A casino, also known as a gambling house or a kasino (from Latin, meaning “house”) is an establishment for certain types of gambling. Casinos are often combined with hotels, restaurants, retail shops, and other tourist attractions. In some countries, casinos are legalized and regulated. Other countries ban or restrict them. Casinos are most famous for offering gambling games such as poker, blackjack, roulette, and slot machines. Some of them are also well known for hosting international championships of poker.

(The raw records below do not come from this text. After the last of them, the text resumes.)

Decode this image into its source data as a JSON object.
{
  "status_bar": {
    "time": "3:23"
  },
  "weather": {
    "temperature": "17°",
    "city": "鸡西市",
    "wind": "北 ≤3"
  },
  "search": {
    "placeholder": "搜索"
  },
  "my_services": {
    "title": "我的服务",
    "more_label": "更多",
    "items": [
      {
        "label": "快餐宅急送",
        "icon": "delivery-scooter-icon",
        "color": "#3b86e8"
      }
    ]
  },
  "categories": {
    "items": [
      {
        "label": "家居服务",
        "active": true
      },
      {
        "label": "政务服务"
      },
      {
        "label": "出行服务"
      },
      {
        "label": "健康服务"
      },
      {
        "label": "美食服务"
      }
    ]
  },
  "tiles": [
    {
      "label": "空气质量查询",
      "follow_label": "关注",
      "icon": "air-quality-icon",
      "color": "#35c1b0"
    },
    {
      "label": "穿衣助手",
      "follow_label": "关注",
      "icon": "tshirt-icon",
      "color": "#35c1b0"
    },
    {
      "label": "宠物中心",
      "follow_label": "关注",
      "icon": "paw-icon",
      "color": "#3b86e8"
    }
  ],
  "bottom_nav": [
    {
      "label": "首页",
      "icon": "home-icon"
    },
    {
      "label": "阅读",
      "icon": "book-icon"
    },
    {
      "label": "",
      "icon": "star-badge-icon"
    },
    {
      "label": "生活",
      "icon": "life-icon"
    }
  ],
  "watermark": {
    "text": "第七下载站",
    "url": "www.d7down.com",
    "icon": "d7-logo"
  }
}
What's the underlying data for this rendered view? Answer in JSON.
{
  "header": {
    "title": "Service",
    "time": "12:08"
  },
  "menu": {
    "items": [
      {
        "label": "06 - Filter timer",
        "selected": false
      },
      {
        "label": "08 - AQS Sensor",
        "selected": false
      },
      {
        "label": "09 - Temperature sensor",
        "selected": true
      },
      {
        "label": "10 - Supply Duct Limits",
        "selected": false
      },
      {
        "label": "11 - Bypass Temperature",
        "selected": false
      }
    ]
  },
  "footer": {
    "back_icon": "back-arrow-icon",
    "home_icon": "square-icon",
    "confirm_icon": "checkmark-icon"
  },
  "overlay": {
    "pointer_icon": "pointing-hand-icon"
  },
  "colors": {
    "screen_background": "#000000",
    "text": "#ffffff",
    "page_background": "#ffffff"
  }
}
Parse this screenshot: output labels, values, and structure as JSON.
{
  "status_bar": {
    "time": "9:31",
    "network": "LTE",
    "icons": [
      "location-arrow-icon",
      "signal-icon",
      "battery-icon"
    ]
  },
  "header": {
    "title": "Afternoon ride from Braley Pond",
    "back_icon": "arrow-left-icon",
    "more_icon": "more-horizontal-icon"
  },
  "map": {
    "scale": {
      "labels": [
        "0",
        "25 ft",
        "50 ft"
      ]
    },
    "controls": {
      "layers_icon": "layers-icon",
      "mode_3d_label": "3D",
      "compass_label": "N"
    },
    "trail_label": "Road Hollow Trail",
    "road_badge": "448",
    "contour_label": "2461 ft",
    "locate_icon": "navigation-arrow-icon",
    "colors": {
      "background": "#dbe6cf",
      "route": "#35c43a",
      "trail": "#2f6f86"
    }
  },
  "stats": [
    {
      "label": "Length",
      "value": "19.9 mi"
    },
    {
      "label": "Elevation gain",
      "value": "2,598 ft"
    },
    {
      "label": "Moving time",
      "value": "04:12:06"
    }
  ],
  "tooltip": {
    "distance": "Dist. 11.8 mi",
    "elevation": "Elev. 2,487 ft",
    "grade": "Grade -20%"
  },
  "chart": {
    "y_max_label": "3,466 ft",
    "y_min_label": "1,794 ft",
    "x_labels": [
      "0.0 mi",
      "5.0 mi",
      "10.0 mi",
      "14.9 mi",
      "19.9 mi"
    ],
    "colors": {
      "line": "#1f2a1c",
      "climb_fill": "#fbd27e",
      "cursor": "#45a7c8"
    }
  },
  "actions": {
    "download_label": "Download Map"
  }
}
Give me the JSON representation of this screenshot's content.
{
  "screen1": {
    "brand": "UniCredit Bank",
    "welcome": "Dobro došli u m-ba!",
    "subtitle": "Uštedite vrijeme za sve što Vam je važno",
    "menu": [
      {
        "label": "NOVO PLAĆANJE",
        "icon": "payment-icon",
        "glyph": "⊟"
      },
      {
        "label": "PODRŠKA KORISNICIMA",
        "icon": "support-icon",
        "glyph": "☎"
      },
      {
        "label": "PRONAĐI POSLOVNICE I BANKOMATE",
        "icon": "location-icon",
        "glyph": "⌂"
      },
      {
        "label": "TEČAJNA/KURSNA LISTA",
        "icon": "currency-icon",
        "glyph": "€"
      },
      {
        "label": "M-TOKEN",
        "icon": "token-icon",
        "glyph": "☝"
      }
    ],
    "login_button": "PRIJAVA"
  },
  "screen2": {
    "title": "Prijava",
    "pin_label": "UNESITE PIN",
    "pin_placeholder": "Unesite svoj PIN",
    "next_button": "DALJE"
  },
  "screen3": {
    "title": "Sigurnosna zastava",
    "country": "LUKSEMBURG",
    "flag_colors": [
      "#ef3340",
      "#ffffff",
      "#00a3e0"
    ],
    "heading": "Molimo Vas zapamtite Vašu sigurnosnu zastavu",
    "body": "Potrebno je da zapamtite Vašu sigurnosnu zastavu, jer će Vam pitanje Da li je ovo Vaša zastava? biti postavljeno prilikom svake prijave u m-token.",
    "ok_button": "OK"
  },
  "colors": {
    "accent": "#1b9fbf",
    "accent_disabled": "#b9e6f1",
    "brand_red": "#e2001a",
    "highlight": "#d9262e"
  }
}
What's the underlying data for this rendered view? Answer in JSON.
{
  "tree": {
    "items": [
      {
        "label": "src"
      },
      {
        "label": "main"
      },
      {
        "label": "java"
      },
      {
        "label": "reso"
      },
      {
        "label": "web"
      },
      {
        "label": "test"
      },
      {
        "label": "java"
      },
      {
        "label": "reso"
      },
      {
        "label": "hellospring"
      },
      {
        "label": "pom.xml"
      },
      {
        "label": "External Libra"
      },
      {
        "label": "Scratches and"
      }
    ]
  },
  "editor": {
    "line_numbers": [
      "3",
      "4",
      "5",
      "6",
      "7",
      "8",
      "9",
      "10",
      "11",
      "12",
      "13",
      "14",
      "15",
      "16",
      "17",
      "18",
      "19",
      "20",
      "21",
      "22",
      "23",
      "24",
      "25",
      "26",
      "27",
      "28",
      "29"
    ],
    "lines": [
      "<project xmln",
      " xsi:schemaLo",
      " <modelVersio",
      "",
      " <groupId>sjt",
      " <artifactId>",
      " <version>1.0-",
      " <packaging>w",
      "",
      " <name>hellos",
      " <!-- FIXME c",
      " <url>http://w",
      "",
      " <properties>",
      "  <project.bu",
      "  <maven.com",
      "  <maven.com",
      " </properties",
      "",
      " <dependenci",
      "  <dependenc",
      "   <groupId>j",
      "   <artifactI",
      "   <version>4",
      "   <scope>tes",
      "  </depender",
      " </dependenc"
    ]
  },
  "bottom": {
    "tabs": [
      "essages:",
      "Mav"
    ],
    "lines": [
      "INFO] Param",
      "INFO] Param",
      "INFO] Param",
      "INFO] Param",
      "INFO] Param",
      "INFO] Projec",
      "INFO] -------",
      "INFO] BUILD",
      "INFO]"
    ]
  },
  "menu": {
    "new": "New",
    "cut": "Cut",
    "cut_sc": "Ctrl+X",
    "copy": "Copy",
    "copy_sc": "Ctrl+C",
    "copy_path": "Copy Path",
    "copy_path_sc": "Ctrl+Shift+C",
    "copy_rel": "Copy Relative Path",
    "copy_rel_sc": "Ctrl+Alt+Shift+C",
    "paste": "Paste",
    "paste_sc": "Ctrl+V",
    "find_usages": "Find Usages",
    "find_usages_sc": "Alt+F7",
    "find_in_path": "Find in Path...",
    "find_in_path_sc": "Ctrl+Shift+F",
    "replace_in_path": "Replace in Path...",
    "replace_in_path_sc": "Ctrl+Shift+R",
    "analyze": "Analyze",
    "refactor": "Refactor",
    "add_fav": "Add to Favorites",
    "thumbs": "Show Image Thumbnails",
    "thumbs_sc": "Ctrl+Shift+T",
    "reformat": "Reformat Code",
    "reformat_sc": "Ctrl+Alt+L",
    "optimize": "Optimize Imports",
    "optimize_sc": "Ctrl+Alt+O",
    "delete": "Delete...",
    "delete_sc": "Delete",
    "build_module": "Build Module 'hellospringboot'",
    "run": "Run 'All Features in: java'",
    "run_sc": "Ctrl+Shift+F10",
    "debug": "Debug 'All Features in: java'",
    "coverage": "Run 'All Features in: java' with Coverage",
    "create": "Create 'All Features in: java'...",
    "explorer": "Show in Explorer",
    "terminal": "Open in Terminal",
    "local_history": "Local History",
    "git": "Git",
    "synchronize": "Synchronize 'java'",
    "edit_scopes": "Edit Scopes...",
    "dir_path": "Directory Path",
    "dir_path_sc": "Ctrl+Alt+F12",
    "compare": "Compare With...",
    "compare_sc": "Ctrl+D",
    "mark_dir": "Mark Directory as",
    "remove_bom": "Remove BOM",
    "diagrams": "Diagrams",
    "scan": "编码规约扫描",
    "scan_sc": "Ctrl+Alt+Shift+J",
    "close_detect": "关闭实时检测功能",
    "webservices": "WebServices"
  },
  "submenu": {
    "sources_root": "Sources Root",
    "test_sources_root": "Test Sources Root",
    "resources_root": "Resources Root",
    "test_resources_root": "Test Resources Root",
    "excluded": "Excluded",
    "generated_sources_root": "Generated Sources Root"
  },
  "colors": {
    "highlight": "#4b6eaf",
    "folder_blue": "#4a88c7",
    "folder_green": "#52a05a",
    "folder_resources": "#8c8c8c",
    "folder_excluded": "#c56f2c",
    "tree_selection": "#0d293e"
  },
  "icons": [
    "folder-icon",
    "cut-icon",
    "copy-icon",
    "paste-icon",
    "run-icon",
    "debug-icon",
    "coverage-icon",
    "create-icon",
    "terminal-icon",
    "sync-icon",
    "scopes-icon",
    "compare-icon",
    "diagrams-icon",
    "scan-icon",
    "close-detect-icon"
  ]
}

While elaborate hotels, lighted fountains, shopping centers, and other amenities may lure visitors in, casinos would not exist without games of chance like slot machines, poker, craps, baccarat, and blackjack, which provide the billions of dollars in profits casinos rake in every year. These games are based on random chance and require no skill or strategy whatsoever. A player simply inserts a coin or paper ticket with a barcode into a machine and then pulls a lever or pushes a button. The machine then spins reels with varying patterns of colored shapes and, if the right pattern appears, the player wins a predetermined amount of money.

While something about gambling (perhaps the presence of large amounts of money) seems to encourage people to cheat and steal, whether in collusion or independently, casinos spend a lot of time and money on security. Most modern casinos have a dedicated physical security force and a specialized surveillance department that works closely together to prevent crime.